New York: Brooklyn Judge Resigns After Probe by Conduct Commission

Longtime Brooklyn Supreme Court Justice Yvonne Lewis has agreed to resign, effective Dec. 31, ending an investigation by the state Commission on Judicial Conduct. Longtime Brooklyn Supreme Court Justice Yvonne Lewis has agreed to resign, effective Dec. 31, ending an investigation by the state Commission on Judicial Conduct.

Brooklyn Judge Resigns After Probe by Conduct Commission

by Andrew Denney
from the New York Law Review
10/16/2015

Longtime Brooklyn Supreme Court Justice Yvonne Lewis has agreed to resign, effective Dec. 31, ending an investigation by the state Commission on Judicial Conduct.
According to a stipulation released Thursday, the commission first investigated Lewis’ conduct in May 2013 after the Law Journal and other media revealed that the Office of Court Administration’s inspector general was looking into allegations that Lewis had signed payment forms for Kimberly Detherage, her law clerk, who had been assigned to handle guardianship cases for other judges ( NYLJ, March 12, 2013).

In December 2014, the commission launched a second investigation after receiving a report from the inspector general alleging that Lewis failed to adequately supervise Detherage in her guardianship work, that she approved a guardianship payment to Detherage after hiring her as a full-time law clerk and that she improperly continued to preside over three of Detherage’s guardianship cases.

According to New York Codes, Rules and Regulations 22 NYCRR 50.6, lawyers employed full time with the court system may not engage in private practice unless they are working pro bono in matters that are not in the courts of their employ or if they have obtained permission from the chief administrative judge to work on matters that are not pending before a court or government agency, uncontested matters in Surrogate’s Court, uncontested accountings in Supreme Court and ex parte applications that are not related to contested matters.

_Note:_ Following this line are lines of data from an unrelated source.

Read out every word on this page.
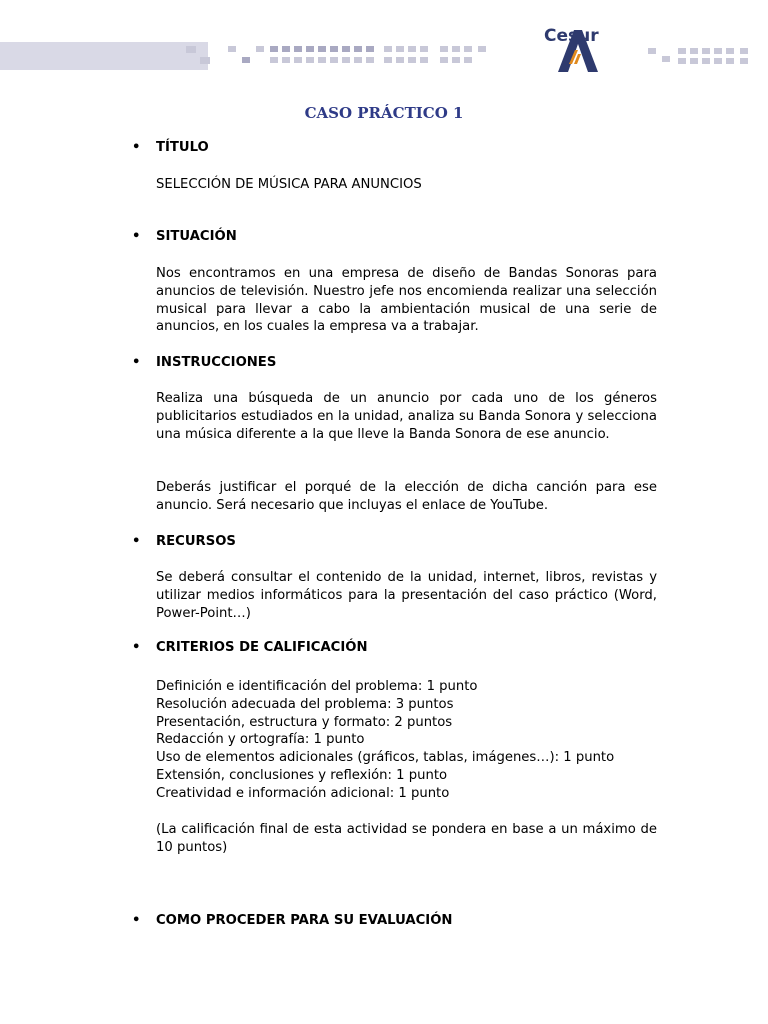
Cesur
CASO PRÁCTICO 1
• TÍTULO
SELECCIÓN DE MÚSICA PARA ANUNCIOS
• SITUACIÓN
Nos encontramos en una empresa de diseño de Bandas Sonoras para anuncios de televisión. Nuestro jefe nos encomienda realizar una selección musical para llevar a cabo la ambientación musical de una serie de anuncios, en los cuales la empresa va a trabajar.
• INSTRUCCIONES
Realiza una búsqueda de un anuncio por cada uno de los géneros publicitarios estudiados en la unidad, analiza su Banda Sonora y selecciona una música diferente a la que lleve la Banda Sonora de ese anuncio.
Deberás justificar el porqué de la elección de dicha canción para ese anuncio. Será necesario que incluyas el enlace de YouTube.
• RECURSOS
Se deberá consultar el contenido de la unidad, internet, libros, revistas y utilizar medios informáticos para la presentación del caso práctico (Word, Power-Point…)
• CRITERIOS DE CALIFICACIÓN
Definición e identificación del problema: 1 punto
Resolución adecuada del problema: 3 puntos
Presentación, estructura y formato: 2 puntos
Redacción y ortografía: 1 punto
Uso de elementos adicionales (gráficos, tablas, imágenes…): 1 punto
Extensión, conclusiones y reflexión: 1 punto
Creatividad e información adicional: 1 punto
(La calificación final de esta actividad se pondera en base a un máximo de 10 puntos)
• COMO PROCEDER PARA SU EVALUACIÓN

Detherage was admitted to practice in New York in 1986 and has no record of public discipline, according to the OCA website.

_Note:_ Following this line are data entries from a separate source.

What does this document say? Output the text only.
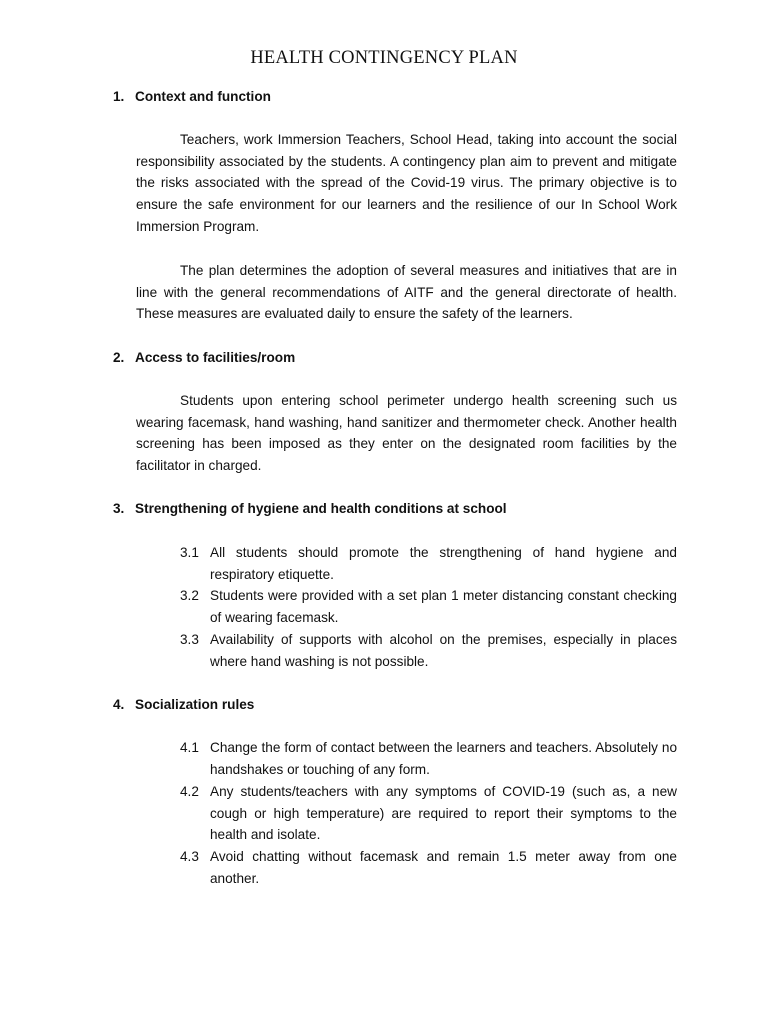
HEALTH CONTINGENCY PLAN
1. Context and function

Teachers, work Immersion Teachers, School Head, taking into account the social responsibility associated by the students. A contingency plan aim to prevent and mitigate the risks associated with the spread of the Covid-19 virus. The primary objective is to ensure the safe environment for our learners and the resilience of our In School Work Immersion Program.

The plan determines the adoption of several measures and initiatives that are in line with the general recommendations of AITF and the general directorate of health. These measures are evaluated daily to ensure the safety of the learners.

2. Access to facilities/room

Students upon entering school perimeter undergo health screening such us wearing facemask, hand washing, hand sanitizer and thermometer check. Another health screening has been imposed as they enter on the designated room facilities by the facilitator in charged.

3. Strengthening of hygiene and health conditions at school
3.1 All students should promote the strengthening of hand hygiene and respiratory etiquette.
3.2 Students were provided with a set plan 1 meter distancing constant checking of wearing facemask.
3.3 Availability of supports with alcohol on the premises, especially in places where hand washing is not possible.
4. Socialization rules
4.1 Change the form of contact between the learners and teachers. Absolutely no handshakes or touching of any form.
4.2 Any students/teachers with any symptoms of COVID-19 (such as, a new cough or high temperature) are required to report their symptoms to the health and isolate.
4.3 Avoid chatting without facemask and remain 1.5 meter away from one another.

The stipulation states that Lewis denied certain aspects of the complaint and offered explanations for other aspects. The commission did not elaborate, but said it had not evaluated the judge’s statements or made any “substantive” determinations concerning them ( See Commission’s Decision and Order).

“There has been no finding by the commission that the judge engaged in any wrongdoing,” said Robert Tembeckjian, the commission’s administrator. The agreement to step down will not affect Lewis’ retirement pay, he said.

Lewis was elected to the Brooklyn Civil Court in 1987. In 1991, she was elected as a Brooklyn Supreme Court justice and was re-elected in 2005.

Upon reaching the mandatory retirement age of 70 in 2014, she was certificated to serve an additional two years. She would have been eligible for two additional certifications, which would have allowed her to stay on the bench through 2020.

The commission’s stipulation states that, following her retirement, Lewis, who obtained her law degree from the University at Buffalo Law School and has been licensed to practice since 1974, will not seek appointment or election to judicial office.

Lewis did not return a message left at her chambers seeking comment. She was represented by Deborah Scalise, a partner at Scalise Hamilton & Sheridan in Scarsdale.
In a release, Scalise said that Lewis’ decision to step down was in accordance with retirement plans she had laid out two years ago and not as a consequence of the pending charges. She decided to stay on the bench because she was elected president of the National Consortium of Racial and Ethnic Fairness in the Courts and will continue to be involved with the organization after she steps down, Scalise said.

Scalise also said Lewis fully cooperated with the investigation and that the judge was “confident” the charges against her would have been dismissed if the commission were to continue its investigation.

“She agreed to end this process with the understanding that the stipulation is not an admission or concession of guilt and, in fact, includes the statement that there is no finding of wrongdoing,” Scalise said in the release. “She also wished to avoid the expense and inconvenience of protracted litigation.”

Brenda Correa represented the commission.

“Both the disciplinary system and the judge are spared a lengthy disciplinary proceeding that, in my view, would have likely resulted in discipline,” Tembeckjian said of the outcome of the case.